NextGen has “been funded so far adequately to stay on track, but if sequestration goes forward ... we’re very concerned that NextGen will suffer dramatically,” Elwell added.
An FAA spokesman declined to comment on the value of the data contract, but industry observers said it is believed to be at least a billion. The defense contractors who have confirmed their bids all have longtime ties with the FAA.
“It’s not surprising that all the big players would be vying for it,” Ellwell said.
Exelis said the FAA data contract win could be a springboard to new international business as the defense company, which was spun off from ITT Corp (ITT.N) last year, looks to expand its customer base outside the U.S. Pentagon.

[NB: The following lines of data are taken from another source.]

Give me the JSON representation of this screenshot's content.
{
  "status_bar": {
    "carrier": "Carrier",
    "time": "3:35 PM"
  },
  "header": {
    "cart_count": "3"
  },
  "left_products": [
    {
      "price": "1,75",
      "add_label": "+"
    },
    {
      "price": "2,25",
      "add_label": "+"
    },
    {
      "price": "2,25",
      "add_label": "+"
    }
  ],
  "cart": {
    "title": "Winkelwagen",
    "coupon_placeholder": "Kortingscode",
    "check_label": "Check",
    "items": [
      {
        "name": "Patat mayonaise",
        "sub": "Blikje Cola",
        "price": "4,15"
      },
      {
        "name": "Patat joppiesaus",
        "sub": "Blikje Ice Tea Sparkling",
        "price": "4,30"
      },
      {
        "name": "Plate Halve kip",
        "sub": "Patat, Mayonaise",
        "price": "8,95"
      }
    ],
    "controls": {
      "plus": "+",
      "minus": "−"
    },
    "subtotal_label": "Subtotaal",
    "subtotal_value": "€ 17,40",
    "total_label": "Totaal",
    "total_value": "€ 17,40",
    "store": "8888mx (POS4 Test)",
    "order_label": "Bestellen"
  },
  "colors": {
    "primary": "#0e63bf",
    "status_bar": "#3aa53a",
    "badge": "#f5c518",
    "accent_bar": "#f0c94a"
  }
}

“We see it as a big market and a big growth platform for us,” said Ed Sayadian, president of air traffic management at ITT Exelis.
In 2007, ITT was awarded an FAA contract to install and operate ground stations for Automatic Dependent Surveillance-Broadcast (ADS-B) technology that is the backbone for the NextGen system, which is aimed at reducing traffic congestion and allowing more flights.
Harris Corp, which developed and installed the advanced telecommunications infrastructure system now used by the FAA, said its team includes ARINC, which provides communications and engineering for defense and commercial sectors, as well as Thales (TCFP.PA) and General Electric Aviation (GE.N).
“We are a very, very large FAA contractor, so we would bid for an opportunity like this no matter what the (U.S. defense) budget environment looked like,” said John O‘Sullivan, Harris vice president of mission critical networks.
Diane Desua, Lockheed Martin director of NextGen strategy, called the data contract a “high priority” for Lockheed, which is already working with the FAA to replace the existing air traffic control automation system that is more than 30 years old.
Lockheed’s team in the data contract bid includes aircraft maker Boeing Co (BA.N), IP service provider Level 3 Communications Inc LVLT.N, telecommunications software firm Telcordia and airlines, Desua added.